We begin with a basic introduction to deductive reasoning, i.e. the ways in which we look for the information already contained in our existing knowledge, as it is formalized in propositional and predicate logic. In contrast to a purely mathematical logic course, we will connect the symbolic languages of logic to argumentation in natural language. You learn to spot and take apart the arguments – as well as argumentative fallacies – implied in everyday discourse or more elaborate arguments made by a philosopher. This, in turn, will improve your own ability to connect your ideas into coherent and consistent arguments.
As an introduction to inductive reasoning, by which we acquire new knowledge from the empirical study of the world around us, you will survey modern methods of causal reasoning as they are applied in the social and human sciences, in legal procedure, or in the design of policies intended to solve a problem. Working with many concrete examples but without requiring the maths of a statistics course, the course offers a wide-ranging introduction to causal reasoning itself, its conceptual implications, limitations, and problems.
Human beings, even the most modest and prudent, suffer from all kinds of cognitive biases, such as the “overconfidence effect” or a “knowledge illusion.” Whether intentionally or not, these and other such weaknesses are constantly used against you, and you yourself may be shooting yourself in your own foot right now just because you do not see the fallacy in your reasoning. We will therefore pay particular attention to such clunky mechanisms in our cognitive apparatus.

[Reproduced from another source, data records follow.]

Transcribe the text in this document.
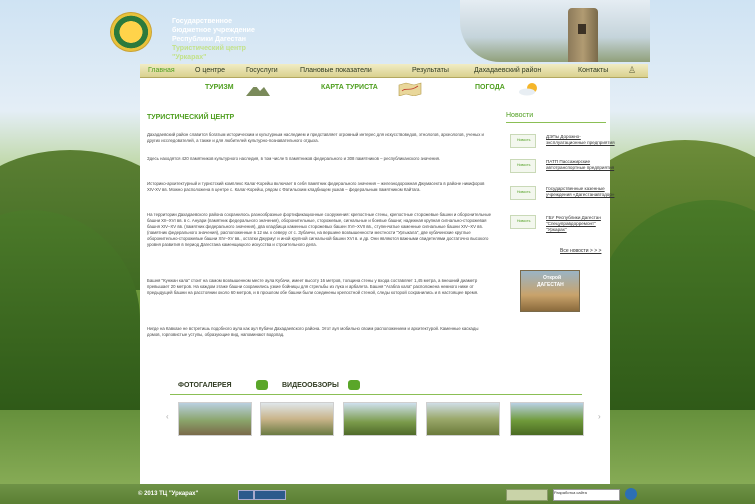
Государственное
бюджетное учреждение
Республики Дагестан
Туристический центр
"Уркарах"
Главная	О центре	Госуслуги	Плановые показатели	Результаты	Дахадаевский район	Контакты ♙
ТУРИЗМ	КАРТА ТУРИСТА	ПОГОДА
ТУРИСТИЧЕСКИЙ ЦЕНТР
Дахадаевский район славится богатым историческим и культурным наследием и представляет огромный интерес для искусствоведов, этнологов, археологов, ученых и других исследователей, а также и для любителей культурно-познавательного отдыха.
Здесь находятся 420 памятников культурного наследия, в том числе 5 памятников федерального и 308 памятников – республиканского значения.
Историко-архитектурный и туристский комплекс Калаг-Корейш включает в себя памятник федерального значения – железнодорожная Джумасекта в районе никифоров XIV-XV вв. Можно расположена в центре с. Калаг-Корейш, рядом с Фатильским кладбищем ушкав – федеральным памятником Кайтага.
На территории Дахадаевского района сохранилось разнообразные фортификационные сооружения: крепостные стены, крепостные сторожевые башни и оборонительные башни XII–XVI вв. в с. Ануари (памятник федерального значения), оборонительные, сторожевые, сигнальные и боевые башни; надежная крупная сигнально-сторожевая башня XIV–XV вв. (памятник федерального значения), два кладбища каменных сторожевых башен XVI–XVII вв., ступенчатые каменные сигнальные башни XIV–XV вв. (памятник федерального значения), расположенные в 12 км. к северу от с. Зубанчи, на вершине возвышенности местности "Ургыкала", две кубачинские круглые оборонительно-сторожевые башни XIV–XV вв., остатки Джурмуг и иной крупной сигнальной башни XVI в. и др. Они являются важными свидетелями достаточно высокого уровня развития в период Дагестана каменщицкого искусства и строительного дела.
Башня "Кунжан кала" стоит на самом возвышенном месте аула Кубачи, имеет высоту 16 метров, толщина стены у входа составляет 1,45 метра, а внешний диаметр превышает 20 метров. На каждом этаже башни сохранились узкие бойницы для стрельбы из лука и арбалета. Башня "Агабла кала" расположена немного ниже от предыдущей башни на расстоянии около 60 метров, и в прошлом обе башни были соединены крепостной стеной, следы которой сохранились и в настоящее время.
Нигде на Кавказе не встретишь подобного аула как аул Кубачи Дахадаевского района. Этот аул мобильно своим расположением и архитектурой. Каменные каскады домов, горловистые уступы, образующие вид, напоминают водопад.
Новости
Новость
ДЭПы Дорожно-эксплуатационные предприятия
Новость
ПАТП Пассажирские автотранспортные предприятия
Новость
Государственные казенные учреждения «Дагестанавтодор»
Новость
ГБУ Республики Дагестан "Спецуправдорремонт" "Уркарах"
Все новости > > >
Открой
ДАГЕСТАН
ФОТОГАЛЕРЕЯ	ВИДЕООБЗОРЫ
‹	›
© 2013 ТЦ "Уркарах"	Разработка сайта
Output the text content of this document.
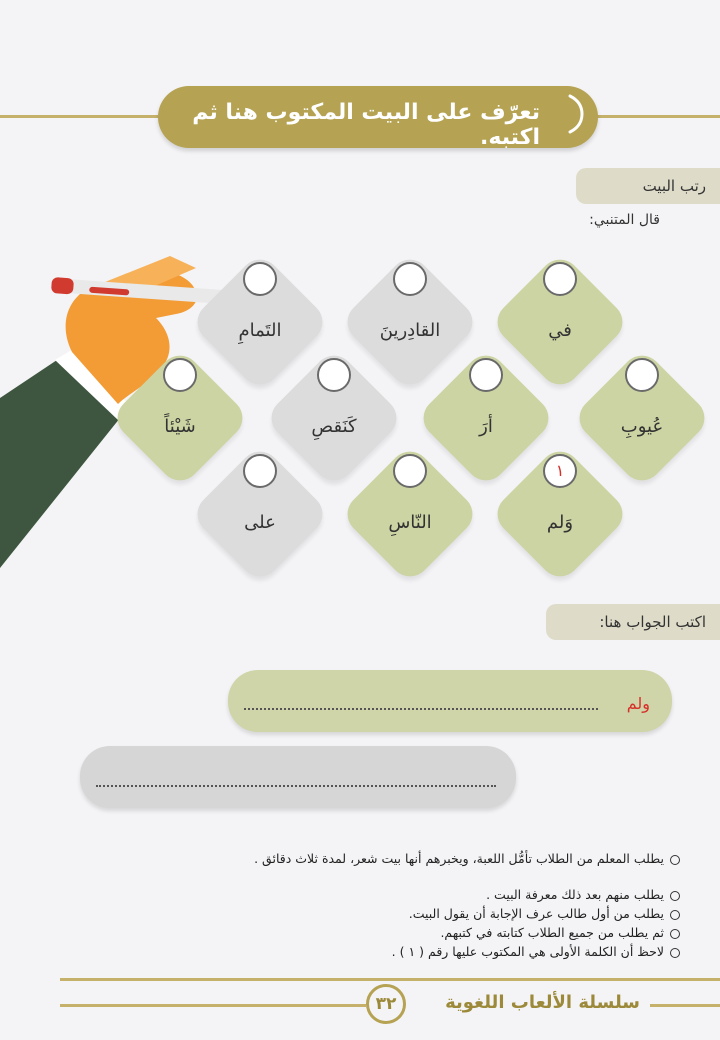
تعرّف على البيت المكتوب هنا ثم اكتبه.
رتب البيت
قال المتنبي:
في
القادِرينَ
التَمامِ
عُيوبِ
أرَ
كَنَقصِ
شَيْئاً
١
وَلم
النّاسِ
على
اكتب الجواب هنا:
ولم
يطلب المعلم من الطلاب تأمُّل اللعبة، ويخبرهم أنها بيت شعر، لمدة ثلاث دقائق .
يطلب منهم بعد ذلك معرفة البيت .
يطلب من أول طالب عرف الإجابة أن يقول البيت.
ثم يطلب من جميع الطلاب كتابته في كتبهم.
لاحظ أن الكلمة الأولى هي المكتوب عليها رقم ( ١ ) .
٣٢	سلسلة الألعاب اللغوية
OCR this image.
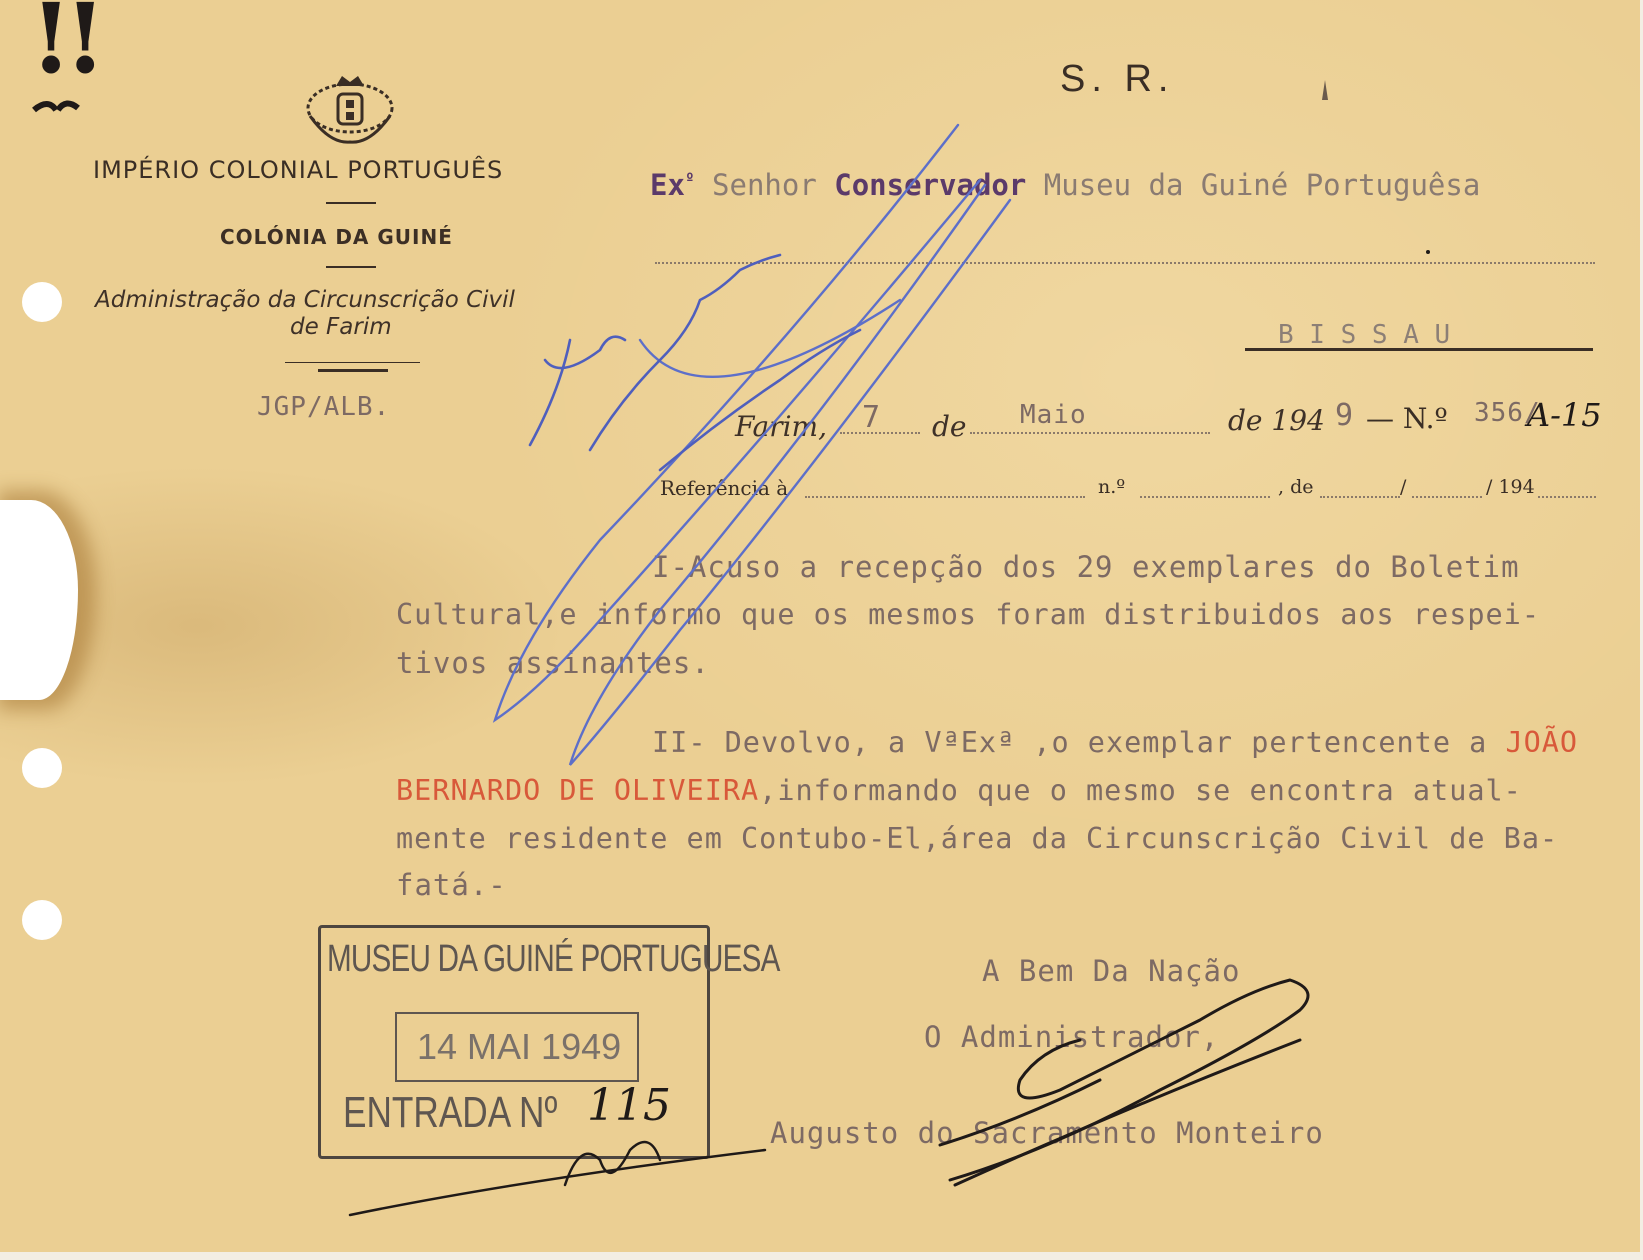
!!
IMPÉRIO COLONIAL PORTUGUÊS
COLÓNIA DA GUINÉ
Administração da Circunscrição Civil
de Farim
JGP/ALB.
S. R.
$Ex^º$ Senhor Conservador Museu da Guiné Portuguêsa
B I S S A U
Farim, 7 de Maio	de 194 9 — N.º 356/
A-15
Referência à	n.º	, de	/	/ 194
I-Acuso a recepção dos 29 exemplares do Boletim
Cultural,e informo que os mesmos foram distribuidos aos respei-
tivos assinantes.
II- Devolvo, a VªExª ,o exemplar pertencente a JOÃO
BERNARDO DE OLIVEIRA,informando que o mesmo se encontra atual-
mente residente em Contubo-El,área da Circunscrição Civil de Ba-
fatá.-
A Bem Da Nação
O Administrador,
Augusto do Sacramento Monteiro
MUSEU DA GUINÉ PORTUGUESA
14 MAI 1949
ENTRADA Nº 115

Last but not least, since this is a philosophy course, we will also question the terms and foundations of our own argumentative practice. What does logic do? Does it really provide any knowledge about the world? What does it mean when I say that a statement is true? What is truth? What is a cause? What are the consequences for our rational and empirical practice if there is no consistent answer to these questions, such that “truth” or “cause” might be empty terms?